Why is this study important?
Thrombectomy for the treatment of intermediate-risk pulmonary emboli (IPE) has seen widespread adoption despite limited clinical trial data regarding its use. A known problem with thrombectomy is blood loss. In some cases, this can result in post-procedure anemia, intraprocedural hemodynamic instability, and procedure stoppage. Given the known association between blood loss and worse long-term outcomes in percutaneous coronary intervention patients, intraprocedural blood loss may have a tremendous impact on procedural outcomes. The Hēlo Blood Return System (BRS) enables autologous transfusion via filtered blood reinfusion with continuous aspiration mechanical thrombectomy. It is hoped that returning a significant portion of lost blood will mitigate these potential consequences.
What question was the study supposed to answer?
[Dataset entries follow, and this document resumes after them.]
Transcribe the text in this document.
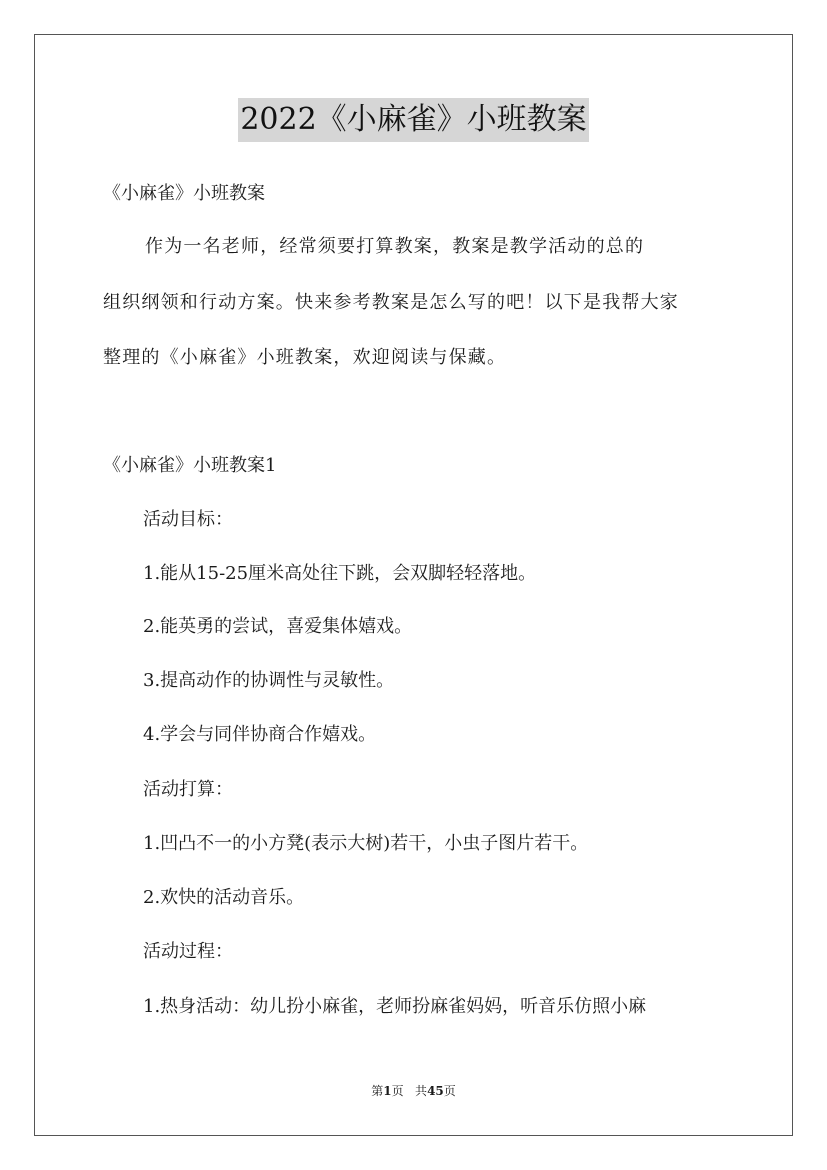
2022《小麻雀》小班教案
《小麻雀》小班教案
作为一名老师，经常须要打算教案，教案是教学活动的总的
组织纲领和行动方案。快来参考教案是怎么写的吧！以下是我帮大家
整理的《小麻雀》小班教案，欢迎阅读与保藏。
《小麻雀》小班教案1
活动目标：
1.能从15-25厘米高处往下跳，会双脚轻轻落地。
2.能英勇的尝试，喜爱集体嬉戏。
3.提高动作的协调性与灵敏性。
4.学会与同伴协商合作嬉戏。
活动打算：
1.凹凸不一的小方凳(表示大树)若干，小虫子图片若干。
2.欢快的活动音乐。
活动过程：
1.热身活动：幼儿扮小麻雀，老师扮麻雀妈妈，听音乐仿照小麻
第1页 共45页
ENGULF is a prospective, multicenter, single-arm Pivotal Investigational Device Exemption (IDE) trial evaluating the Hēlo thrombectomy system (Endovascular Engineering). Conducted at 19 U.S. hospitals with 40 operators across interventional cardiology, interventional radiology, and vascular surgery participated. Co‑primary endpoints were 48‑hr major adverse events (MAE) and 48‑hr RV/LV ratio reduction. Secondary assessments included procedural efficiency, single‑pass success, and blood loss. This analysis compared 40 BRS patients with 90 non-BRS patients with respect to intraprocedural blood loss and its impact.
What did the study show?
BRS significantly reduced median blood loss (10cc vs 340cc, p<0.001). All BRS procedures completed without adjunctive therapy vs 5 non-BRS interventions for blood loss. The ability to complete the procedure with a single pass across the heart was significantly higher with BRS (88% vs 72%, p=0.02). The MAE rate was 0% (0/40) in BRS versus 1.1% (1/90) in non-BRS. Blood quality parameters showed no differences (all p > 0.05), indicating no platelet activation or hemolysis. Hemodynamic efficacy (RV/LV reduction) was higher with BRS at 28% versus 25% in non-BRS (p=0.5). Modified Miller reduction was significantly higher with BRS at 22% versus 15% in non-BRS (p<0.001). No corking, device malfunctions, or unanticipated adverse events occurred in either cohort.
Perspective
The trial demonstrates device efficacy and safety comparable to what was seen with prior IDE trials such as EXTRACT‑PE (Indigo) and FLARE (FlowTriever). More exciting is the performance of the BRS. In a field with multiple devices claiming to do the same thing better, the Hēlo BRS is potentially a major step forward. This novel system seems to allow the use of a larger-bore system (15 Fr crossing profile with a 24 Fr expandable clot engagement funnel) without the trade-off of increased blood loss.